Notably, each spec we’ve seen doesn’t consider integrating with any of this infrastructure which is either because this is only a recent thought bubble put on the table by the federal government, or that these are systems that are just meant to serve hospitals in the states (or both) and the states don’t consider co-ordinating with the primary care sector logistically important in inventory management.

One pattern that appears to be emerging already, which we guess the DoH may not end up being happy with, but which they will only have themselves to blame for, is that quite a few GP practices appear to be gearing up to vaccinate their patients after hours. This makes sense for two reasons:

    • You don’t have your normal patient load in your waiting rooms so you have space and social distancing and you can plan at scale as you will just be vaccinating and nothing else
    • The MBS items for after hours pay a GP more

Having put out a few warnings about how hard it is likely to be to do COVID vaccinations, we read in Australian Doctor last week that apparently 5240 GP practices have expressed interest to the DoH in doing vaccinations. That’s a lot of GP practices given we think there are about 6500 all up and there’s a lot of really small ones.

It’s against a backdrop of the DoH originally predicting that they thought 1000 GP practices would likely be doing COVID vaccination, and then an announcement from federal Health Minister Greg Hunt on a Sunday  (he works hard) that the GP EOI had received such a great response that he thought there would now be 2000 GP practices doing vaccinations.

So that’s 1000, 2000 and 5240. It looks in those figures like either the DoH thinks that a lot of practices will see the economic light and pull back from actually doing vaccinations, or a lot are simply going to miss out.

Or, maybe everyone will join in!

But that would likely amplify significantly the above booking and logistics problems that already exist, so we think the DoH is probably going to restrict numbers to some degree if it can.

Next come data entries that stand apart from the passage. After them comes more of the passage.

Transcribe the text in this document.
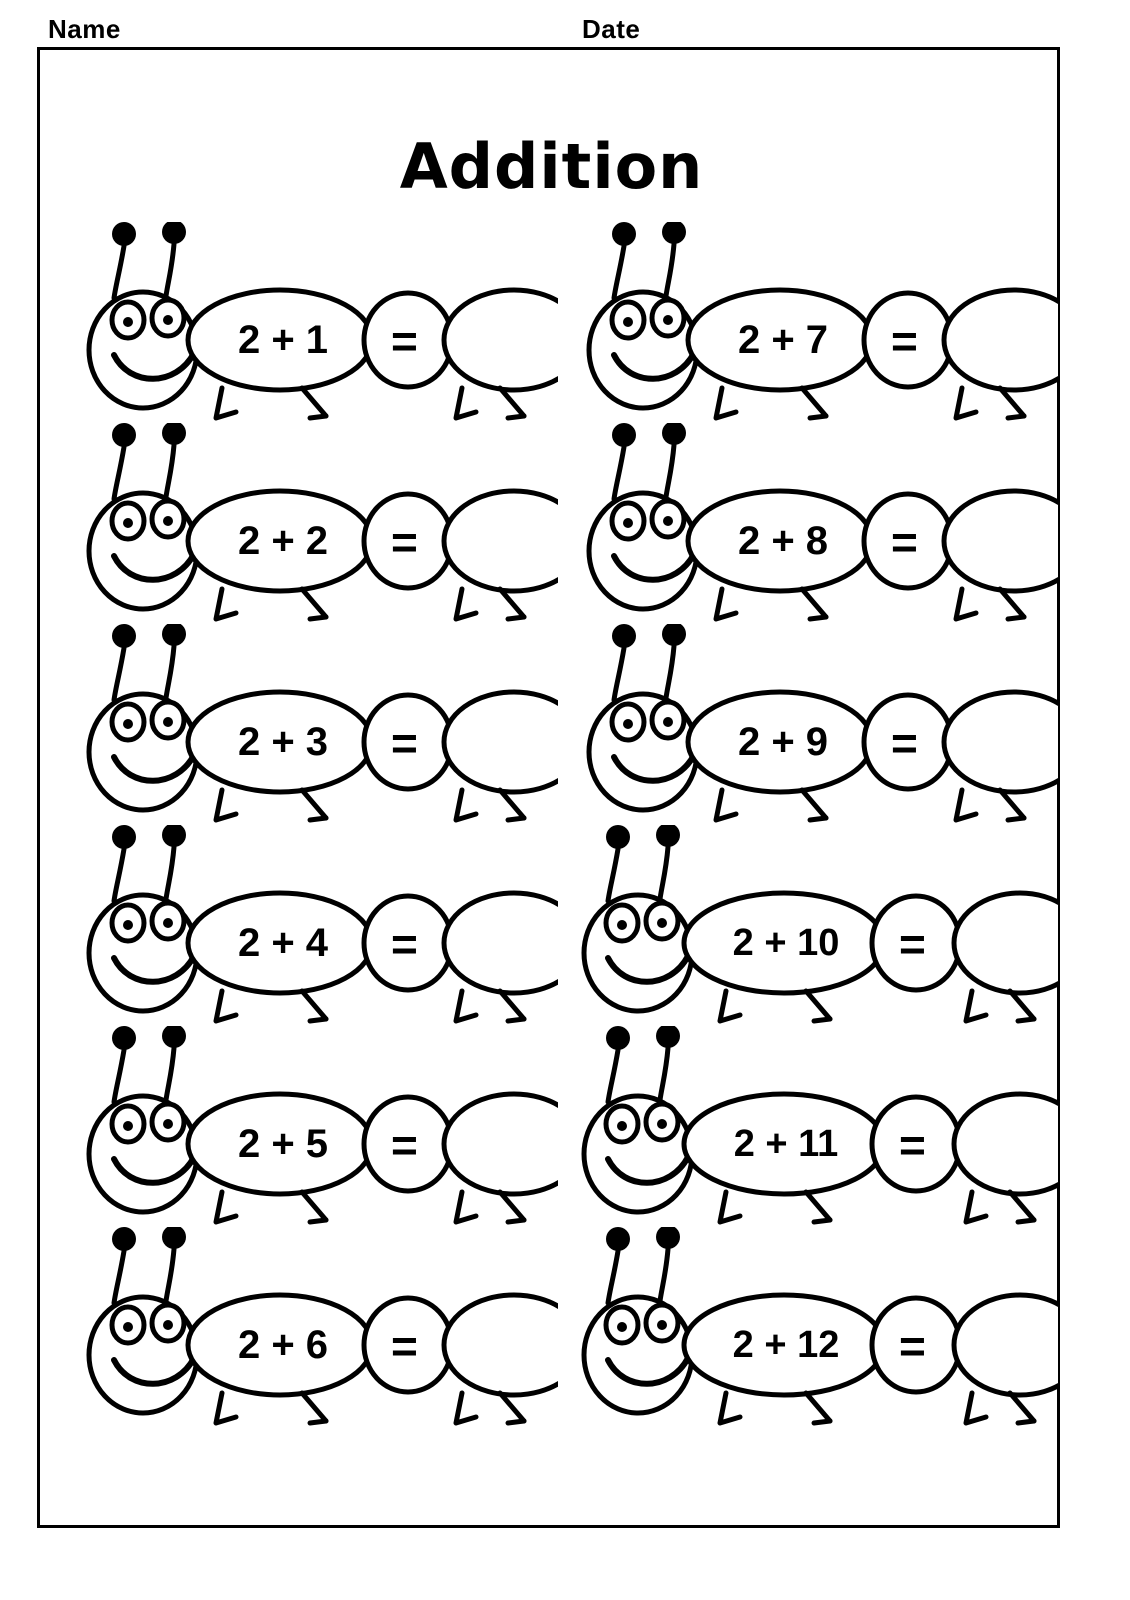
Name	Date
Addition
2 + 1	=	2 + 7	=
2 + 2	=	2 + 8	=
2 + 3	=	2 + 9	=
2 + 4	=	2 + 10	=
2 + 5	=	2 + 11	=
2 + 6	=	2 + 12	=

Some larger practices have told Wild Health that despite a lot of scale planning, they will still lose up to $10-$20 per patient doing the work, but they aim to recoup that by picking up new long term patients by providing a good service.

And herein lies a dilemma for even those GP practices that have decided they can’t afford to do it.  (My GP said she was going to do it, although she is in a two-GP practice, could hardly understand the EOI, and hadn’t yet done any numbers – she just felt it was what GPs should be doing).

If you don’t do it, will that big practice up the road do it and seduce a few of your loyal patients along the way?

Jeez, as if doing the numbers and applying for the EOI isn’t enough stress. Now you have to worry about marketing, customer retention and branding?

Maybe, but we think you probably GPs don’t have to stress out too much. COVID vaccination is  a short term event overall. It’s not likely to be a patient’s idea of a great time out anywhere they get vaccinated, so you’d have to doubt that simply offering COVID vaccination will result in a lot of patients deciding swap their GP. It didn’t have much impact in general practice when pharmacies took a proportion of the flu vaccinations.